In the realm of corporate reporting, there’s a convergence of vision among regulators and standard setters on a common path of integrated reporting.
In the United States, Europe, the UK, and around the world, people are asking for a new way of reporting that combines financial and non-financial information smoothly. This dynamic shift promises a more unified, transparent, and all-encompassing approach to corporate reporting, and in this blog, we’ll delve into the significance and implications of this exciting trend.
ESG (Environmental, Social, and Governance) reporting has become exceptionally significant in today’s corporate landscape, more so than ever before. It’s a global practice now, and 2021 marked a milestone with 96% of the S&P 500 and 81% of the Russell 1000 companies publishing sustainability reports. However, the quality, significance, and practicality of this ESG information have raised concerns.
These reporting efforts have also given rise to separate cost structures within companies, designed to manage sustainability and ESG risks, often in a disjointed manner. Simultaneously, there’s a significant overlap between mandatory, regulated financial reporting and the currently voluntary and unregulated ESG reporting. This complexity translates into added costs for businesses.
The landscape is evolving further with the recent consolidation of leading ESG organizations, notably the International Integrated Reporting Council (IIRC), known for introducing the Integrated Reporting Framework in 2013. Under the umbrella of the IFRS Foundation, the International Sustainability Standards Board (ISSB) has now embraced the role of championing integrated reporting. This shift isn’t solely a reaction to impending regulations but reflects a broader momentum.
Increasingly, businesses are realizing the profound benefits derived from the interconnected relationship between integrated reporting, integrated thinking, and integrated risk management. These elements combine to facilitate informed decision-making and operational efficiencies that drive sustained value creation over time.
Here are three compelling grounds for adopting an integrated strategy to tackle your ESG challenges.
1. Independent Reporting Proves to Be Expensive and Inefficient
Based on research conducted by the IFRS Foundation in 2022, over 2,500 businesses spanning more than 70 countries have already embraced integrated reporting.

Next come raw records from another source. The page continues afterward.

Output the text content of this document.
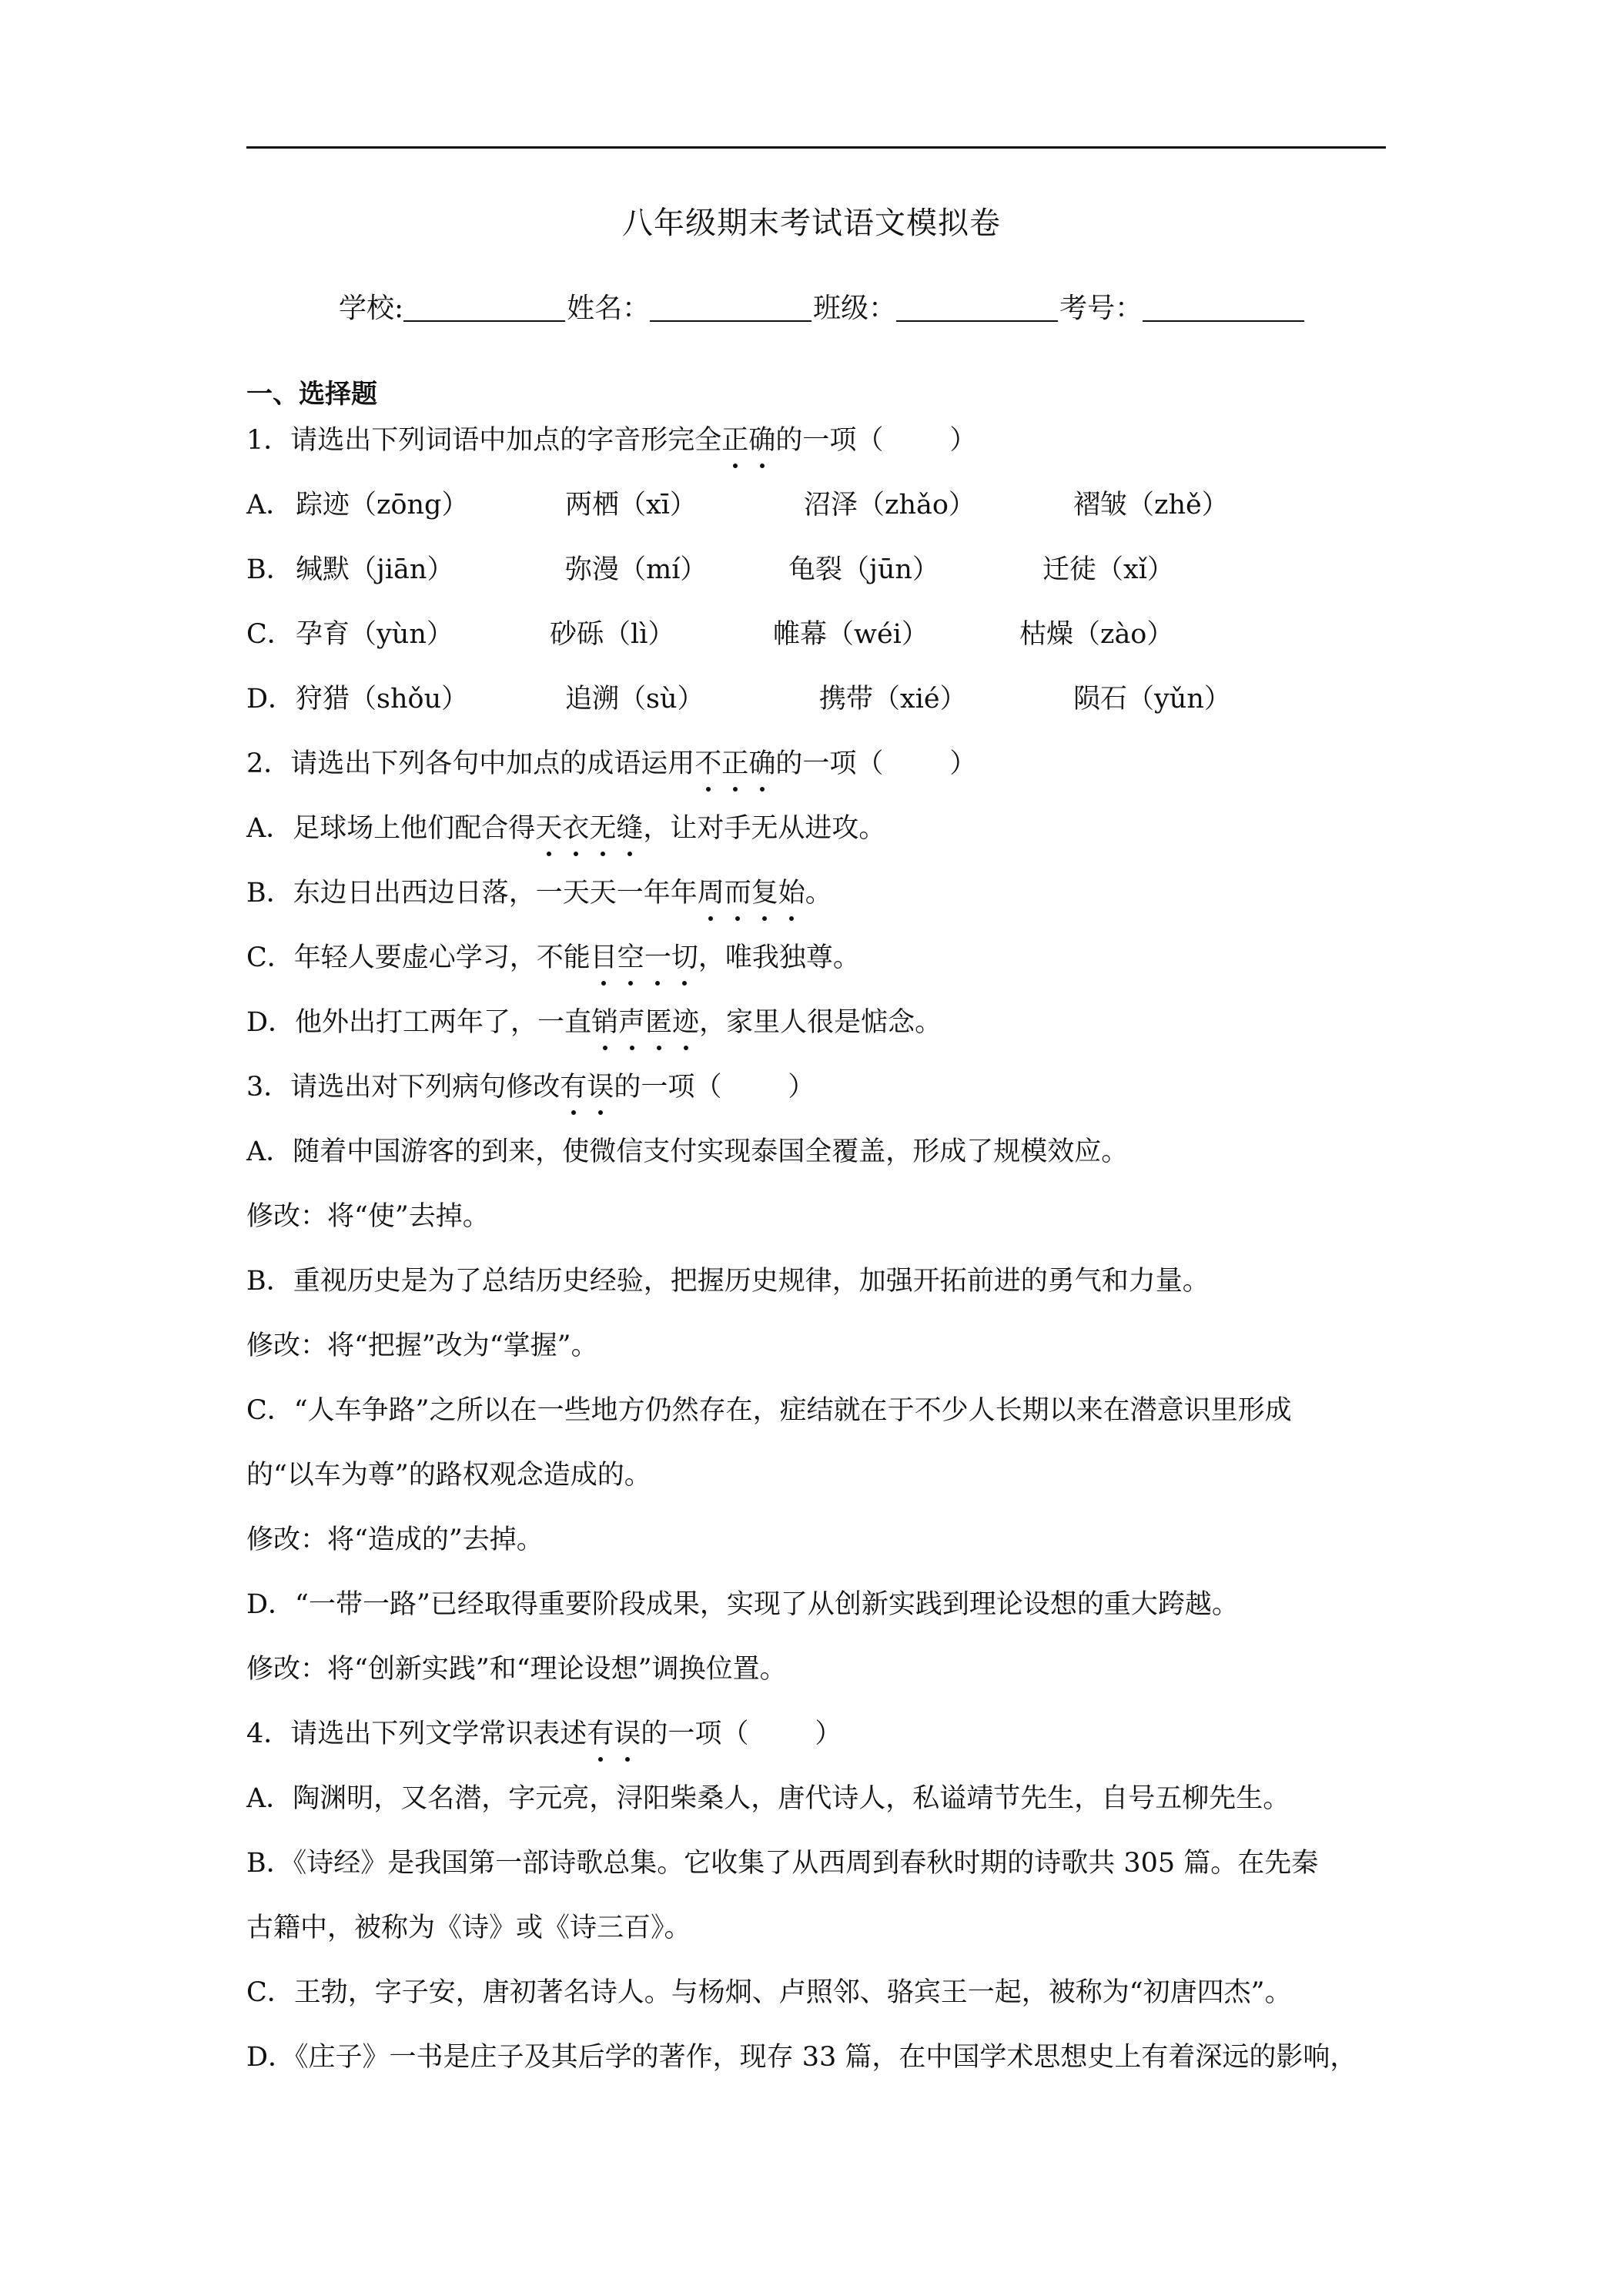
八年级期末考试语文模拟卷
学校:	姓名：	班级：	考号：
一、选择题
1．请选出下列词语中加点的字音形完全正确的一项（ ）
A． 踪迹（zōng）	两栖（xī）	沼泽（zhǎo）	褶皱（zhě）
B． 缄默（jiān）	弥漫（mí）	龟裂（jūn）	迁徒（xǐ）
C． 孕育（yùn）	砂砾（lì）	帷幕（wéi）	枯燥（zào）
D． 狩猎（shǒu）	追溯（sù）	携带（xié）	陨石（yǔn）
2．请选出下列各句中加点的成语运用不正确的一项（ ）
A．足球场上他们配合得天衣无缝，让对手无从进攻。
B．东边日出西边日落，一天天一年年周而复始。
C．年轻人要虚心学习，不能目空一切，唯我独尊。
D．他外出打工两年了，一直销声匿迹，家里人很是惦念。
3．请选出对下列病句修改有误的一项（ ）
A．随着中国游客的到来，使微信支付实现泰国全覆盖，形成了规模效应。
修改：将“使”去掉。
B．重视历史是为了总结历史经验，把握历史规律，加强开拓前进的勇气和力量。
修改：将“把握”改为“掌握”。
C．“人车争路”之所以在一些地方仍然存在，症结就在于不少人长期以来在潜意识里形成
的“以车为尊”的路权观念造成的。
修改：将“造成的”去掉。
D．“一带一路”已经取得重要阶段成果，实现了从创新实践到理论设想的重大跨越。
修改：将“创新实践”和“理论设想”调换位置。
4．请选出下列文学常识表述有误的一项（ ）
A．陶渊明，又名潜，字元亮，浔阳柴桑人，唐代诗人，私谥靖节先生，自号五柳先生。
B．《诗经》是我国第一部诗歌总集。它收集了从西周到春秋时期的诗歌共 305 篇。在先秦
古籍中，被称为《诗》或《诗三百》。
C．王勃，字子安，唐初著名诗人。与杨炯、卢照邻、骆宾王一起，被称为“初唐四杰”。
D．《庄子》一书是庄子及其后学的著作，现存 33 篇，在中国学术思想史上有着深远的影响，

While this voluntary adoption rate is commendable, most companies continue to issue separate sustainability and financial reports, often in different formats, at different intervals, and sometimes under distinct governance structures.
Unlike financial reporting, which has a history of being regulated, audited, and certified, ESG (Environmental, Social, and Governance) reporting mechanisms generally lack these elements, leaving room for potentially inaccurate, incomplete, or even misleading reporting, including greenwashing. Furthermore, there exists a multitude of over 600 competing ESG standards and frameworks, making it challenging to compare performance across organizations. ESG reporting primarily relies on qualitative data, with insufficient grounding in quantitative information. Consequently, the credibility of ESG reporting is frequently questioned, leaving investors and other stakeholders uncertain about its reliability and utility.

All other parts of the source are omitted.